There is also quite a bit of suffering on the part of
froggie's victims.
Yours, Larry Parr
Brian Lafferty wrote:
> parrthenon@[EMAIL PROTECTED]
wrote:
> > FROGS
> >
> >
> > First, John Hillery takes some necessarily
> > limited solace in what he would have my subordinates
> > say about me at, presumably, Chess Life, though
> > possibly at Glasnost News & Review which I also edited.
> > .
> > Secondly, I respond that John's tragedy is he
> > never had any subordinates.
> >
> > Thirdly, Neil Brennen says we are acting out
> > Aristophanes' Frogs.
> >
> > Finally, perhaps, I say, "Plunk your magic
> > twanger, Froggie."
> >
> > How can we ever forget the Buster Brown Shoe Show
> > with Andy Devine and Billy Gilbert?
> >
> > Yours, Larry Parr
> >
> >
> > The Historian wrote:
> >> On Apr 17, 9:13 am, "parrthe...@[EMAIL PROTECTED]
" <parrthe...@[EMAIL PROTECTED]
> wrote:
> >>> DEAR JOHN
> >>>
> >>> <Gee, Larry, when some of your former subordinates told me you
> >>> reminded
> >>> them of a cartoon caricature of an extra from "The Front Page," I
> >>> though it was a joke.> -- JKH (John Hillery)
> >>>
> >>> You have never had any former subordinates.
> >>> Genuinely wish that you had had.
> >>>
> >>> Yours, Larry Parr
> >> This is turning into a chessic version of The Frogs. Cue the croaking
> >> chorus!
> >>
> >>> jkh...@[EMAIL PROTECTED]
wrote:
> >>>> parrthe...@[EMAIL PROTECTED]
wrote:
> >>>>> AMBULANCE CHASER
> >>>>> < Stick to chasing ambulances in New York, Brian.> -- John Hillery
to
> >>>>> Brian Lafferty
> >>>>> The ultimate ambulance chasers are journalists
> >>>>> followed by lawyers, puffing mightily behind.
> >>>>> If John Hillery had called Brian Lafferty a
> >>>>> shyster, I might have disagreed with the
> >>>>> characterization but I would not be writing this.
> >>>>> Point of posting?
> >>>>> Just this: "ambulance chaser" is a strange
> >>>>> insult for a journalist or, in the case of John
> >>>>> Hillery, would-be journalist to voice.
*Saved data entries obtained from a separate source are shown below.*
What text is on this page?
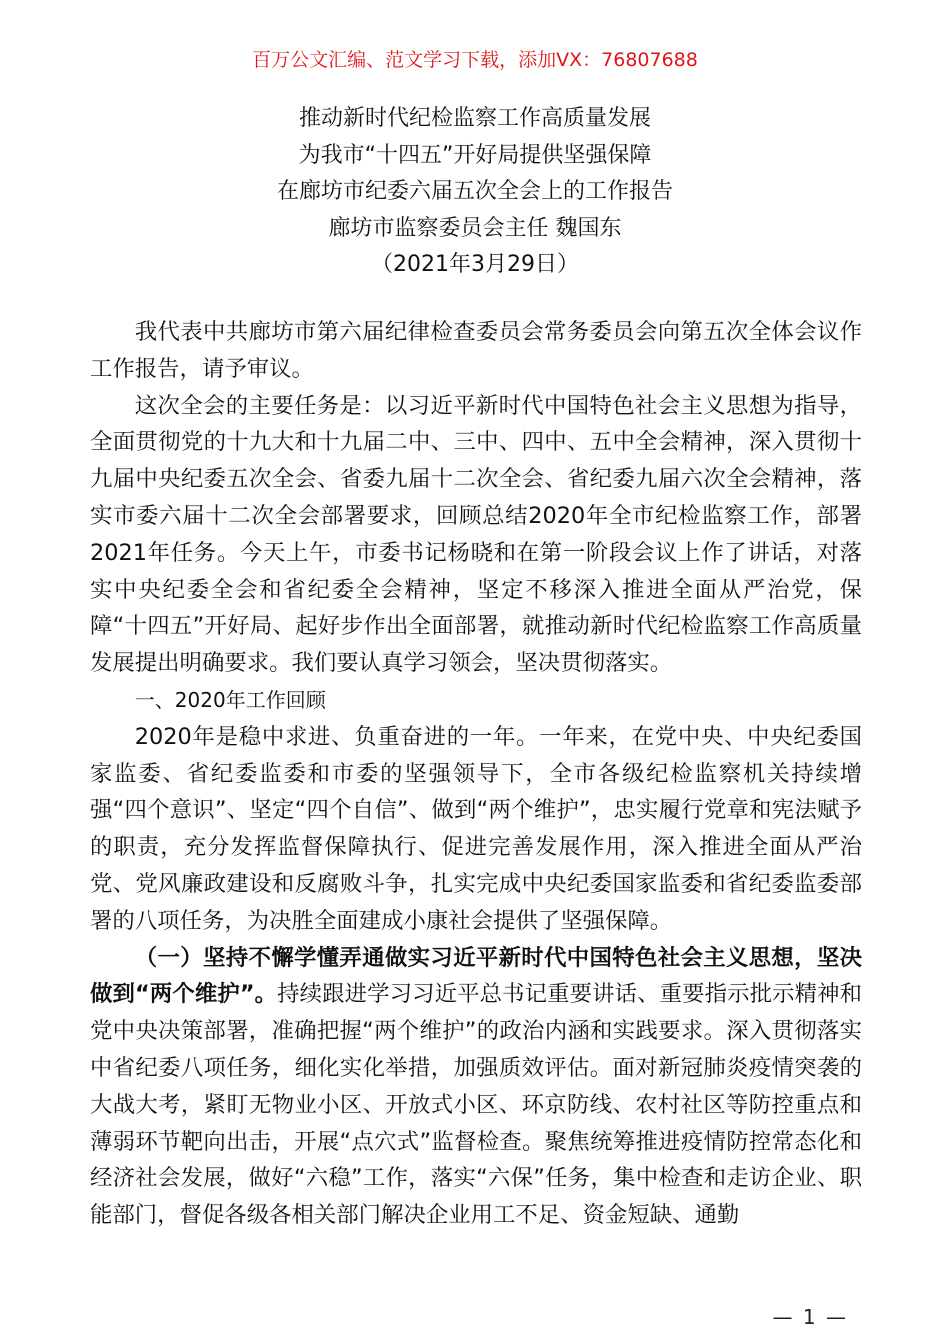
百万公文汇编、范文学习下载，添加VX：76807688
推动新时代纪检监察工作高质量发展
为我市“十四五”开好局提供坚强保障
在廊坊市纪委六届五次全会上的工作报告
廊坊市监察委员会主任 魏国东
（2021年3月29日）

我代表中共廊坊市第六届纪律检查委员会常务委员会向第五次全体会议作工作报告，请予审议。

这次全会的主要任务是：以习近平新时代中国特色社会主义思想为指导，全面贯彻党的十九大和十九届二中、三中、四中、五中全会精神，深入贯彻十九届中央纪委五次全会、省委九届十二次全会、省纪委九届六次全会精神，落实市委六届十二次全会部署要求，回顾总结2020年全市纪检监察工作，部署2021年任务。今天上午，市委书记杨晓和在第一阶段会议上作了讲话，对落实中央纪委全会和省纪委全会精神，坚定不移深入推进全面从严治党，保障“十四五”开好局、起好步作出全面部署，就推动新时代纪检监察工作高质量发展提出明确要求。我们要认真学习领会，坚决贯彻落实。

一、2020年工作回顾

2020年是稳中求进、负重奋进的一年。一年来，在党中央、中央纪委国家监委、省纪委监委和市委的坚强领导下，全市各级纪检监察机关持续增强“四个意识”、坚定“四个自信”、做到“两个维护”，忠实履行党章和宪法赋予的职责，充分发挥监督保障执行、促进完善发展作用，深入推进全面从严治党、党风廉政建设和反腐败斗争，扎实完成中央纪委国家监委和省纪委监委部署的八项任务，为决胜全面建成小康社会提供了坚强保障。

（一）坚持不懈学懂弄通做实习近平新时代中国特色社会主义思想，坚决做到“两个维护”。持续跟进学习习近平总书记重要讲话、重要指示批示精神和党中央决策部署，准确把握“两个维护”的政治内涵和实践要求。深入贯彻落实中省纪委八项任务，细化实化举措，加强质效评估。面对新冠肺炎疫情突袭的大战大考，紧盯无物业小区、开放式小区、环京防线、农村社区等防控重点和薄弱环节靶向出击，开展“点穴式”监督检查。聚焦统筹推进疫情防控常态化和经济社会发展，做好“六稳”工作，落实“六保”任务，集中检查和走访企业、职能部门，督促各级各相关部门解决企业用工不足、资金短缺、通勤

— 1 —
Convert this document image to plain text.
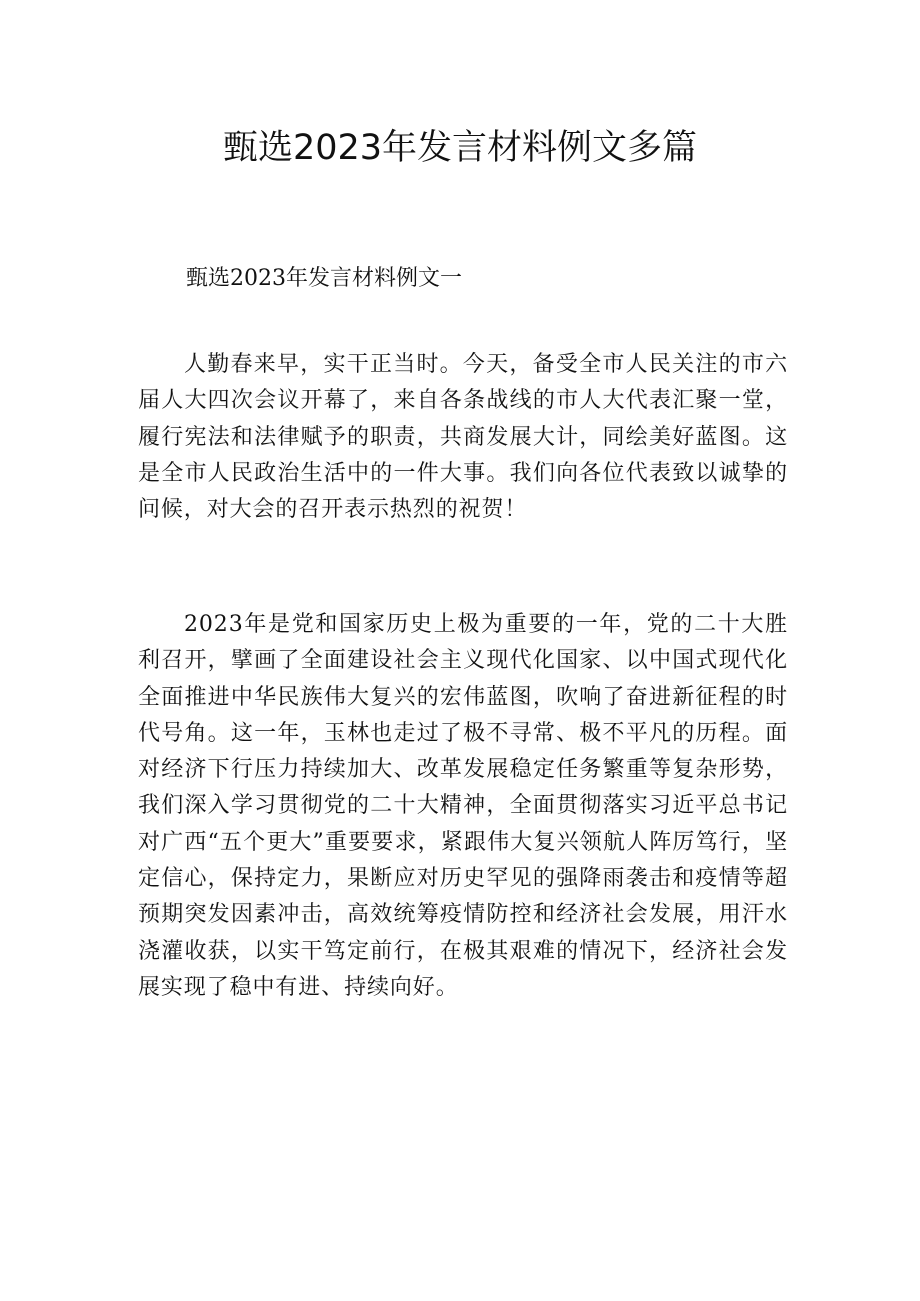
甄选2023年发言材料例文多篇

甄选2023年发言材料例文一

人勤春来早，实干正当时。今天，备受全市人民关注的市六届人大四次会议开幕了，来自各条战线的市人大代表汇聚一堂，履行宪法和法律赋予的职责，共商发展大计，同绘美好蓝图。这是全市人民政治生活中的一件大事。我们向各位代表致以诚挚的问候，对大会的召开表示热烈的祝贺！

2023年是党和国家历史上极为重要的一年，党的二十大胜利召开，擘画了全面建设社会主义现代化国家、以中国式现代化全面推进中华民族伟大复兴的宏伟蓝图，吹响了奋进新征程的时代号角。这一年，玉林也走过了极不寻常、极不平凡的历程。面对经济下行压力持续加大、改革发展稳定任务繁重等复杂形势，我们深入学习贯彻党的二十大精神，全面贯彻落实习近平总书记对广西“五个更大”重要要求，紧跟伟大复兴领航人阵厉笃行，坚定信心，保持定力，果断应对历史罕见的强降雨袭击和疫情等超预期突发因素冲击，高效统筹疫情防控和经济社会发展，用汗水浇灌收获，以实干笃定前行，在极其艰难的情况下，经济社会发展实现了稳中有进、持续向好。
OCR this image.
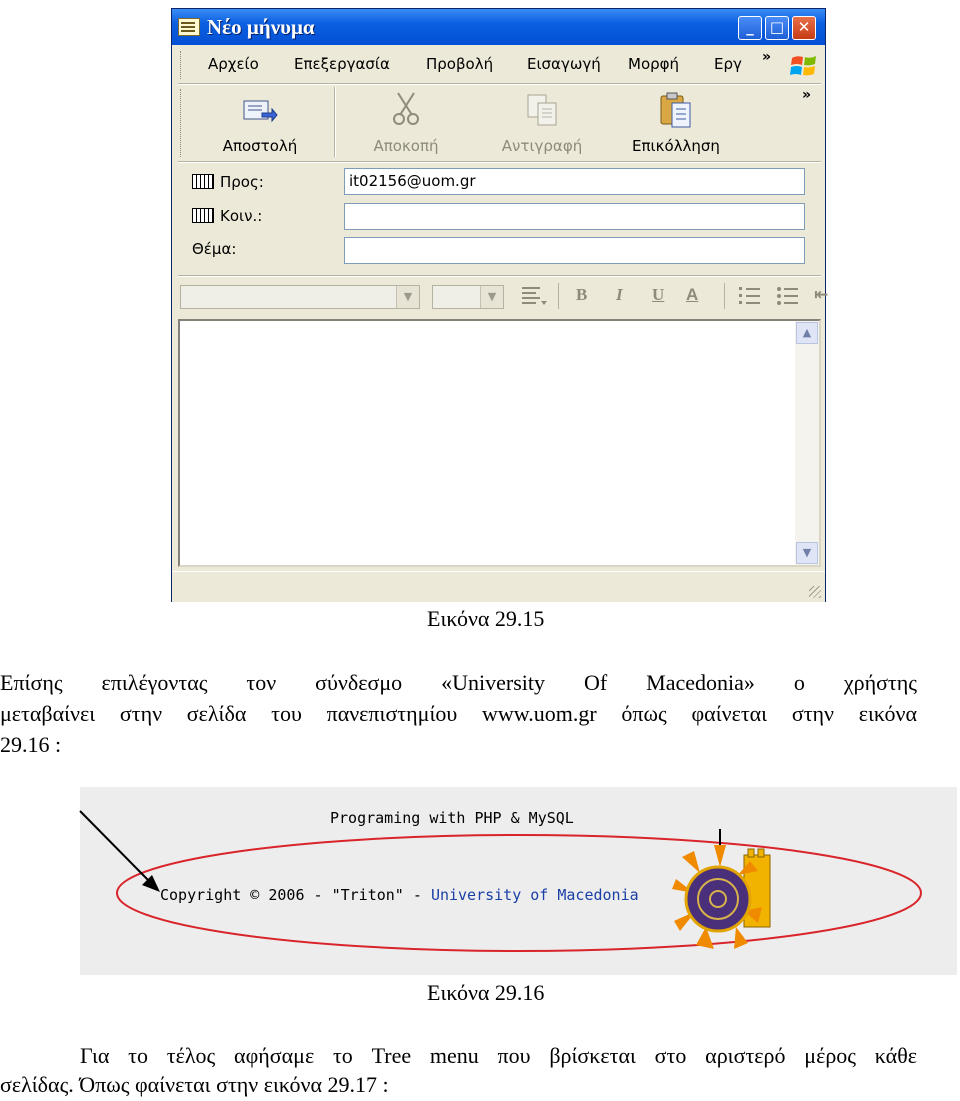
Νέο μήνυμα	_	□ ✕
Αρχείο Επεξεργασία Προβολή Εισαγωγή Μορφή Εργ »
»
Αποστολή	Αποκοπή	Αντιγραφή	Επικόλληση
Προς:	it02156@uom.gr
Κοιν.:
Θέμα:
▼	▼	B I U A	⇤
▲
▼
Εικόνα 29.15
Επίσης επιλέγοντας τον σύνδεσμο «University Of Macedonia» ο χρήστης
μεταβαίνει στην σελίδα του πανεπιστημίου www.uom.gr όπως φαίνεται στην εικόνα
29.16 :
Programing with PHP & MySQL
Copyright © 2006 - "Triton" - University of Macedonia
Εικόνα 29.16
Για το τέλος αφήσαμε το Tree menu που βρίσκεται στο αριστερό μέρος κάθε
σελίδας. Όπως φαίνεται στην εικόνα 29.17 :
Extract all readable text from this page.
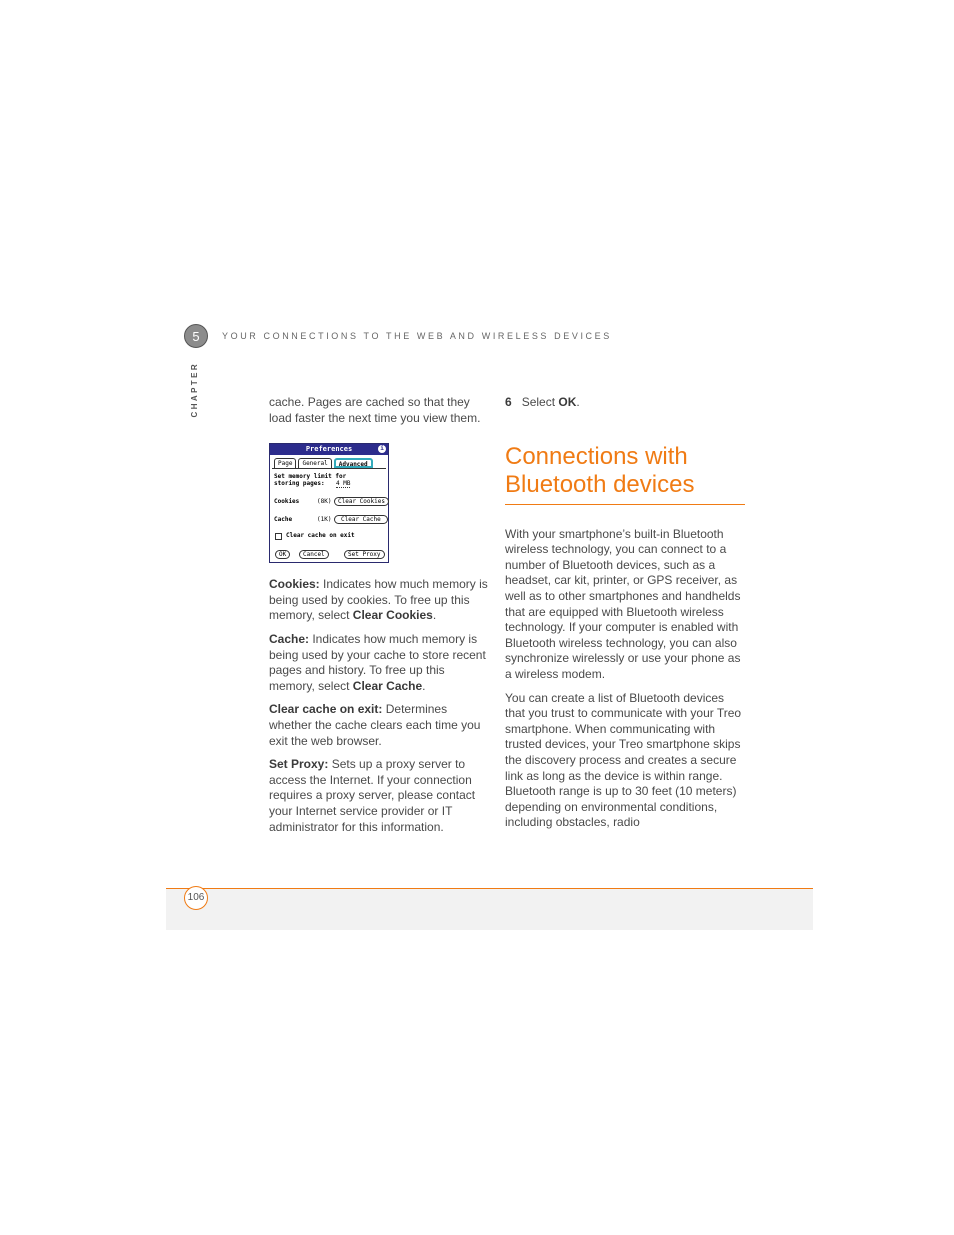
5
CHAPTER
YOUR CONNECTIONS TO THE WEB AND WIRELESS DEVICES

cache. Pages are cached so that they load faster the next time you view them.

Preferences	i
Page	General	Advanced
Set memory limit for
storing pages: 4 MB
Cookies	(8K)	Clear Cookies
Cache	(1K)	Clear Cache
Clear cache on exit
OK	Cancel	Set Proxy

Cookies: Indicates how much memory is being used by cookies. To free up this memory, select Clear Cookies.

Cache: Indicates how much memory is being used by your cache to store recent pages and history. To free up this memory, select Clear Cache.

Clear cache on exit: Determines whether the cache clears each time you exit the web browser.

Set Proxy: Sets up a proxy server to access the Internet. If your connection requires a proxy server, please contact your Internet service provider or IT administrator for this information.

6 Select OK.

Connections with Bluetooth devices

With your smartphone’s built-in Bluetooth wireless technology, you can connect to a number of Bluetooth devices, such as a headset, car kit, printer, or GPS receiver, as well as to other smartphones and handhelds that are equipped with Bluetooth wireless technology. If your computer is enabled with Bluetooth wireless technology, you can also synchronize wirelessly or use your phone as a wireless modem.

You can create a list of Bluetooth devices that you trust to communicate with your Treo smartphone. When communicating with trusted devices, your Treo smartphone skips the discovery process and creates a secure link as long as the device is within range. Bluetooth range is up to 30 feet (10 meters) depending on environmental conditions, including obstacles, radio

106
John's
> >>>>> problem, as viewed by those at the USCF who would
> >>>>> never hire him as editor of Chess Life, was that he
> >>>>> lacked the essential energy to head up an enterprise
> >>>>> such as a magazine. Too languid.
> >>>>> For the sake of argument, one could come up with
> >>>>> all kinds of malign aspersions against Mr. Lafferty.
> >>>>> But as I say, journalists usually stress the crooked
> >>>>> side of the pettifogging, hospital-haunting, banana
> >>>>> peel-dropping, tort-touting profession rather than the
> >>>>> active, athletic component.
> >>>>> Yours, Larry Parr
> >>>> Gee, Larry, when some of your former subordinates told me you
reminded
> >>>> them of a cartoon caricature of an extra from "The Front Page," I
> >>>> though it was a joke. But it sounds like your view of journalism
> >>>> really does put scoops and sensationalism ahead of responsibility
and
> >>>> integrity. (We won't mention good writing; that one's a lost
cause.)
> >>>> I'm sure there are places where your attitude would be appreciated
> >>>> (the National Enquirer comes to mind), but you were a poor fit for
> >>>> Chess Life, and you have now been reduced to the answer to a trivia
> >>>> question.
> I got a gang, you got a gang. Everybody's got to have a gang. But the
> only gang for you and me is good old Andy's gang.
>
> My how those words have a different meaning today.